The second one occurs when the program invokes the db.shutdown() method on BatchInserter db. Unfortunately the message.log is empty I assume because the program was unable to shut down the db. I use neo4j-community-1.8.RC1-windows.
*Exception 1:*
java.io.IOException: The process cannot access the file because another process
has locked a portion of the file
at java.nio.MappedByteBuffer.force0(Native Method)
at java.nio.MappedByteBuffer.force(Unknown Source)

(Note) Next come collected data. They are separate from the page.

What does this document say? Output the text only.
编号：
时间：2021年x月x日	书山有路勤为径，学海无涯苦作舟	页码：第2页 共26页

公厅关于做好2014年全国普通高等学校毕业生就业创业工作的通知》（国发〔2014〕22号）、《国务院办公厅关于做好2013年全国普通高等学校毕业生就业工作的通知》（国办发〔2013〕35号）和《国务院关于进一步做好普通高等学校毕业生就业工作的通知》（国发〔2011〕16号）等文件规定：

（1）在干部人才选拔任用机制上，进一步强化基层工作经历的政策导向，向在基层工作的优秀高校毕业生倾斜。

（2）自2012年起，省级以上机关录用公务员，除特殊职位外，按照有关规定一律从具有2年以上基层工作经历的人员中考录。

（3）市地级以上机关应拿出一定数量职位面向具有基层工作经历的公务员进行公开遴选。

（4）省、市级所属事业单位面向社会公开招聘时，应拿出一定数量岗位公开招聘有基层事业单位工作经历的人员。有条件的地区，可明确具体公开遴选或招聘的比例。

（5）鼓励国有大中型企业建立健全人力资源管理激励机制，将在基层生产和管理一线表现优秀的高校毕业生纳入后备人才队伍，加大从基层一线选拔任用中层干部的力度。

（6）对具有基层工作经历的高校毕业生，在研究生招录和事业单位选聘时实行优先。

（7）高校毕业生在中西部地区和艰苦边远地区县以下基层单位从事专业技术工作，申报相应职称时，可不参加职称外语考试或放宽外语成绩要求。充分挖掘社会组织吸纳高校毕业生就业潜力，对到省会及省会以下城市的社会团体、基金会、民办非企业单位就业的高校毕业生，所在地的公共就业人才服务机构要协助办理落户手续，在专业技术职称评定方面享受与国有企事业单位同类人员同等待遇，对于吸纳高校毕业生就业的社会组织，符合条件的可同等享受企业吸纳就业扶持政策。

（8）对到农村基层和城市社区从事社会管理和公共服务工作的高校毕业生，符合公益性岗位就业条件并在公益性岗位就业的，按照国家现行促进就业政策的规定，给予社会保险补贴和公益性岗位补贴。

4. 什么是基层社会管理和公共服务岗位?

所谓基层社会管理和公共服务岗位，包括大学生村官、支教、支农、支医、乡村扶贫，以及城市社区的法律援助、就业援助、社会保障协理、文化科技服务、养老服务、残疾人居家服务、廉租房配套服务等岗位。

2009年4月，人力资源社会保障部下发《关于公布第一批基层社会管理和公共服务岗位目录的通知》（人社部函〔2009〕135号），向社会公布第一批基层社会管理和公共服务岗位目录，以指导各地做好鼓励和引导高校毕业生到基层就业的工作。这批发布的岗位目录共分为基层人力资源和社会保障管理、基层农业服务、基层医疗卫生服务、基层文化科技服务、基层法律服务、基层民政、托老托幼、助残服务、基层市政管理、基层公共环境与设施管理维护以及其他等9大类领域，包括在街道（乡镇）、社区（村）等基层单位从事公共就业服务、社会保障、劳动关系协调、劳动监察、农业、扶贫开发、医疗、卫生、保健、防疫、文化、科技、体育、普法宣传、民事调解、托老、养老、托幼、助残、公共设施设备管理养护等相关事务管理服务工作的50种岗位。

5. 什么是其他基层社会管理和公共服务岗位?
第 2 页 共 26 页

at org.neo4j.kernel.impl.nioneo.store.MappedPersistenceWindow.force(Mapp
edPersistenceWindow.java:93)
at org.neo4j.kernel.impl.nioneo.store.LockableWindow.writeOutAndClose(Lo
ckableWindow.java:64)
at org.neo4j.kernel.impl.nioneo.store.LockableWindow.writeOutAndCloseIfF
ree(LockableWindow.java:146)
at org.neo4j.kernel.impl.nioneo.store.PersistenceWindowPool.doRefreshBri
cks(PersistenceWindowPool.java:514)
at org.neo4j.kernel.impl.nioneo.store.PersistenceWindowPool.refreshBrick
s(PersistenceWindowPool.java:460)
at org.neo4j.kernel.impl.nioneo.store.PersistenceWindowPool.acquire(Pers
istenceWindowPool.java:127)
at org.neo4j.kernel.impl.nioneo.store.CommonAbstractStore.acquireWindow(
CommonAbstractStore.java:520)
at org.neo4j.kernel.impl.nioneo.store.NodeStore.getRecord(NodeStore.java
:76)
at org.neo4j.unsafe.batchinsert.BatchInserterImpl.getNodeRecord(BatchIns
erterImpl.java:904)
at org.neo4j.unsafe.batchinsert.BatchInserterImpl.createRelationship(Bat
chInserterImpl.java:455)
at GraphImporter_v2.load(GraphImporter_v2.java:101)
at GraphImporter_v2.main(GraphImporter_v2.java:45)
*Exception 2:*
org.neo4j.kernel.impl.nioneo.store.UnderlyingStorageException: Unable to close s
tore jakarta_g_db\neostore.nodestore.db
at org.neo4j.kernel.impl.nioneo.store.CommonAbstractStore.close(CommonAb
stractStore.java:699)
at org.neo4j.kernel.impl.nioneo.store.NeoStore.closeStorage(NeoStore.jav
a:236)
at org.neo4j.kernel.impl.nioneo.store.CommonAbstractStore.close(CommonAb
stractStore.java:634)
at org.neo4j.unsafe.batchinsert.BatchInserterImpl.shutdown(BatchInserter
Impl.java:700)
at GraphImporter_v2.load(GraphImporter_v2.java:120)
at GraphImporter_v2.main(GraphImporter_v2.java:45)
Caused by: java.io.IOException: The requested operation cannot be performed on a
file with a user-mapped section open
at sun.nio.ch.FileDispatcherImpl.truncate0(Native Method)
at sun.nio.ch.FileDispatcherImpl.truncate(Unknown Source)
at sun.nio.ch.FileChannelImpl.truncate(Unknown Source)
at org.neo4j.kernel.impl.nioneo.store.CommonAbstractStore.close(CommonAb
stractStore.java:669)
... 5 more
> Do you have the full exception and you graphdb/messages.log ?
> Sent from mobile device
> Am 03.10.2012 um 11:14 schrieb Gergely Svigruha <sger...@gmail.com<javascript:>
> >:
> I put them in the finally block but the problem still occurs...I even > started a new db so I think there cannot be any leftover locks...The > problem always occurs at the same edge (row in the input file).
> Yes, this is Windows 7.
> 2012. október 3., szerda 15:43:15 UTC+7 időpontban Michael Hunger a > következőt írta:
>> Probably a leftover file lock from a previous run.
>> Try to do the close of the readers and shutdown of db in try ... Finally
>> Is this windows?
>> Sent from mobile device
>> Am 03.10.2012 um 09:51 schrieb Gergely Svigruha <sger...@gmail.com>:
>> This is the code I use. Unfortunately the input I have doesn't contain >> node ids as requested in the CSV importer previously recommended, so I have >> to create the id's myself. I have a previous version which reads the input >> only once and creates the nodes and edges simultaneously but I had the same >> error with that after ~30M edges / 90M.